Imagine you are at work and your bubbly colleague, Theresa, has seemingly changed personalities.
A once vivacious office contributor has become quiet, withdrawn and nervous. You notice that Theresa has been coming to work late. She leaves early twice a week to “avoid traffic.” At first you notice a bruise on her arm. Sometimes you do catch her in the ladies room applying make-up to a black eye.
You are reluctant but finally come to terms with the fact that Theresa is the victim of domestic violence. Her work is suffering; her appearance disheveled. But one day, she does take the time to file a restraining order and seek peace for herself. All of the sudden, she is fired because the employer is tired of dealing with the tardiness and performance issues that resulted from Theresa being harassed in her home space.
While the state of New York specifically has legislation specifically to protect the job status of those facing domestic violence, employers nationally need to support employees who exercise their rights to fight sexual harassment at work AND at home. EEOC guidance on this issue shows there are many ways that an employer can support valued employees.
Employees facing domestic violence should also avail themselves of the EEOC guidance to facilitate a productive discussion with Human Resources.
1. A domestic partner who files for a restraining order from harassment even in the home sector is can be afforded the same protections under Title VII to not face retaliation for exercising his or her civil rights.
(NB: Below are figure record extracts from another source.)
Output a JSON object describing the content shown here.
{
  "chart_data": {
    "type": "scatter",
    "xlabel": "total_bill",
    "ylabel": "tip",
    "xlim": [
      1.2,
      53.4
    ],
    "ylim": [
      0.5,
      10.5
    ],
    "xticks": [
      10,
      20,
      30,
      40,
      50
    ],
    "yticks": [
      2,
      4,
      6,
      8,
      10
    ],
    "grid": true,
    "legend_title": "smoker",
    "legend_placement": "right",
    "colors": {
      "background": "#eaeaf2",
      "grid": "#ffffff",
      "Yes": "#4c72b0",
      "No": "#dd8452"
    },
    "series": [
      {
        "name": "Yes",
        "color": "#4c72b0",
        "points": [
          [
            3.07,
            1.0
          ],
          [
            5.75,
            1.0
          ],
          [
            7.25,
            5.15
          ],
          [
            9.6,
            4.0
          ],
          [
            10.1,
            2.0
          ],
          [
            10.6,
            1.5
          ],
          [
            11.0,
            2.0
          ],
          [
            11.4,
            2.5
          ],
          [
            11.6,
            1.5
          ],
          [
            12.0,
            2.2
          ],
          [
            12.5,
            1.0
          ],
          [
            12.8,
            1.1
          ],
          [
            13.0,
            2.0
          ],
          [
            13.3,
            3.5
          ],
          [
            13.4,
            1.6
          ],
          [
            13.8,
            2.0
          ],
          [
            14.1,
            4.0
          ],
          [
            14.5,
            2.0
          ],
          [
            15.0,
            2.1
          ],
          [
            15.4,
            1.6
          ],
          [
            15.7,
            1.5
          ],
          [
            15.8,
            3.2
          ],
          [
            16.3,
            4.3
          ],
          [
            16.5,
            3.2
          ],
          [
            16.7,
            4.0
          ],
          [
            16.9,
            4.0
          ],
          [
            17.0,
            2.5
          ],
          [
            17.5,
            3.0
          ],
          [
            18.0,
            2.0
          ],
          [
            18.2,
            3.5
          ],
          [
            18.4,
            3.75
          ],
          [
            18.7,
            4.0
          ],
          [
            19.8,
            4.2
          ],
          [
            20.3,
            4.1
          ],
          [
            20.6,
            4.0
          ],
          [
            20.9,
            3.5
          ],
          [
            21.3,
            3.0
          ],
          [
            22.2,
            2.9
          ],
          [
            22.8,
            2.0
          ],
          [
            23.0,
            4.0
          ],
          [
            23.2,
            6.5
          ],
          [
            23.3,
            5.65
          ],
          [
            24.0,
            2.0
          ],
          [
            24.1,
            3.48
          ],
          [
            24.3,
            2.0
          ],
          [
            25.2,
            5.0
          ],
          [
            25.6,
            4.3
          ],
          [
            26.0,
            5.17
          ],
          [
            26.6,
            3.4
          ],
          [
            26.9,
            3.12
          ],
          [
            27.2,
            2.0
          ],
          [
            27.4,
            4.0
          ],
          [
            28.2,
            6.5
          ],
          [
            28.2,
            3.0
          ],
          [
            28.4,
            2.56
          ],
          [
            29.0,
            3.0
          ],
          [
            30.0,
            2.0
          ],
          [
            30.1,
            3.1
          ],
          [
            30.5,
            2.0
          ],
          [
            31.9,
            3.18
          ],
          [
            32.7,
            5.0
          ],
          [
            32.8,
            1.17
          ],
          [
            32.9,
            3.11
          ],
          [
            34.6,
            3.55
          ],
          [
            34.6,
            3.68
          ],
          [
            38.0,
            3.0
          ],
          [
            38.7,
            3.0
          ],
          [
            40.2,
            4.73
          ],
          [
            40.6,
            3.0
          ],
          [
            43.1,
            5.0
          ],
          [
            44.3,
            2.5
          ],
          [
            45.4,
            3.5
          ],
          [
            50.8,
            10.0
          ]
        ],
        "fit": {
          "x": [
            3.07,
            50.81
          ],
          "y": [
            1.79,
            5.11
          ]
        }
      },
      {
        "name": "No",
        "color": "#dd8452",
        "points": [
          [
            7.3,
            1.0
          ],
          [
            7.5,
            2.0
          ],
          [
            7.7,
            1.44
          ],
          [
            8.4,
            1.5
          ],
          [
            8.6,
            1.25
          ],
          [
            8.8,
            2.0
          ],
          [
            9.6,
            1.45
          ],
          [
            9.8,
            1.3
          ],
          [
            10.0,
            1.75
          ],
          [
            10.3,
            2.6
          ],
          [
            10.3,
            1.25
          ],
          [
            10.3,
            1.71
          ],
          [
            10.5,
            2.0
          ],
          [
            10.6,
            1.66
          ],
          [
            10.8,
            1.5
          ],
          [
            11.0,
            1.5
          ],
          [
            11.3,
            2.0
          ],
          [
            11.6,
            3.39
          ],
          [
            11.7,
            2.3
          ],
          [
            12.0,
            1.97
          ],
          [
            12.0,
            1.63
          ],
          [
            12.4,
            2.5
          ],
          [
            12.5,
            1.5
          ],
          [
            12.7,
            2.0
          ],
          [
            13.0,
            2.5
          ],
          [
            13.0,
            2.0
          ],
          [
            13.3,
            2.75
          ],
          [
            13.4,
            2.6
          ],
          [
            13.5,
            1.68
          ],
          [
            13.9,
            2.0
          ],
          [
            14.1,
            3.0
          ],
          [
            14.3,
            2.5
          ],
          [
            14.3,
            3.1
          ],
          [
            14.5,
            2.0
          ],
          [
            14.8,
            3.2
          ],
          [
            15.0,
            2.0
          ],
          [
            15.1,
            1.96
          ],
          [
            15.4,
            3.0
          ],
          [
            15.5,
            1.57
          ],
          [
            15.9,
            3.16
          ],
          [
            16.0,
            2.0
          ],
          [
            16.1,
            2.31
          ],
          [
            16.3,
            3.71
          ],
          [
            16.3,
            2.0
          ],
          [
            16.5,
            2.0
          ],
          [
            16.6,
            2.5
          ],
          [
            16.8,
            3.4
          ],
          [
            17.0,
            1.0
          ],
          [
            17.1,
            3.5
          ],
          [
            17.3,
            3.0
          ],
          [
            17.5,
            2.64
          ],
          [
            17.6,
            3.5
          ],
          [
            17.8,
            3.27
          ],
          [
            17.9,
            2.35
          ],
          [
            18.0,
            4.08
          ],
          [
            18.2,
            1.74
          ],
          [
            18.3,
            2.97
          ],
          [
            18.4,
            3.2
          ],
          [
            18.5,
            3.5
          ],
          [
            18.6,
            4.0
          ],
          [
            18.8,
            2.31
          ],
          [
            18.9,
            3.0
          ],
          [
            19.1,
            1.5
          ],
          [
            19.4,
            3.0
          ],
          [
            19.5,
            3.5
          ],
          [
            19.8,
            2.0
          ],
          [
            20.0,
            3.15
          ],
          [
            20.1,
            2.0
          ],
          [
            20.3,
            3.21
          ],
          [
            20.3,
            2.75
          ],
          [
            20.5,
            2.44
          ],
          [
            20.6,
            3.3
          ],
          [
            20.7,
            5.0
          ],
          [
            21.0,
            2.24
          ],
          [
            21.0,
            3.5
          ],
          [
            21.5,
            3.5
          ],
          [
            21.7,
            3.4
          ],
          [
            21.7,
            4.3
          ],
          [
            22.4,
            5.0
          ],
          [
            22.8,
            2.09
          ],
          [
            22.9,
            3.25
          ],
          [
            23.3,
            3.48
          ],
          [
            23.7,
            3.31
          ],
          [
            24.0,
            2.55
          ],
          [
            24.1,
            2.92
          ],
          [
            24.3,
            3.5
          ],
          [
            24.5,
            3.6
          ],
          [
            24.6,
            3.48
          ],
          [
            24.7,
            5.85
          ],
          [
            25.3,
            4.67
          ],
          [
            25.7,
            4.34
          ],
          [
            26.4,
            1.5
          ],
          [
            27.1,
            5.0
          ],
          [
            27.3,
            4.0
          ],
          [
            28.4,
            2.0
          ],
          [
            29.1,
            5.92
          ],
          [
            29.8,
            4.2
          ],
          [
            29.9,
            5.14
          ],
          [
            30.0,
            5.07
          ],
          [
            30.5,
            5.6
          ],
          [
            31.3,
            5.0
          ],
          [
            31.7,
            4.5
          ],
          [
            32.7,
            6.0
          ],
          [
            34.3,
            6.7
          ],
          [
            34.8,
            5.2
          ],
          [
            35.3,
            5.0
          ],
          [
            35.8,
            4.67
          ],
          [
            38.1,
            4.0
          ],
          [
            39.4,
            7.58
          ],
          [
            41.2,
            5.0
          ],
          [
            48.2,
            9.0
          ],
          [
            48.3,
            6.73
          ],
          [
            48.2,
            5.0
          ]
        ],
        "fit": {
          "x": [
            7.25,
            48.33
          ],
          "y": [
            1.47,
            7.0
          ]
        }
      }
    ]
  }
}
As 74% of those facing domestic violence do endure harassment from their partners at work as well, employers should update their policies and training to help managers minimize the impact on work and on the employee.
2. Domestic violence can lead to physical, mental and emotional trauma which can have an impact on work performance. Depending on the injury and extent of trauma, a survivor of domestic violence may have the right to access the American with Disabilities statues for accommodations.
3. FMLA. If an employer is covered by the Family Medical Leave Act, employees may also have the right to access intermittent FMLA for unpaid leave to deal with the unfortunate impact of domestic violence.
Though the EEOC has not officially expanded the protection of Title VII and the Americans with Disabilities act, it does offer caution to employers when working with employees who face domestic violence. Remember, the cost to defend a complaint to summary judgment is close to $75,000. Therefore, it is not only cost effective to work with an employee instead of firing them and drawing a potential legal action, it provides stability to the community and workforce when such unfortunate occurrences do arise and affect the workplace.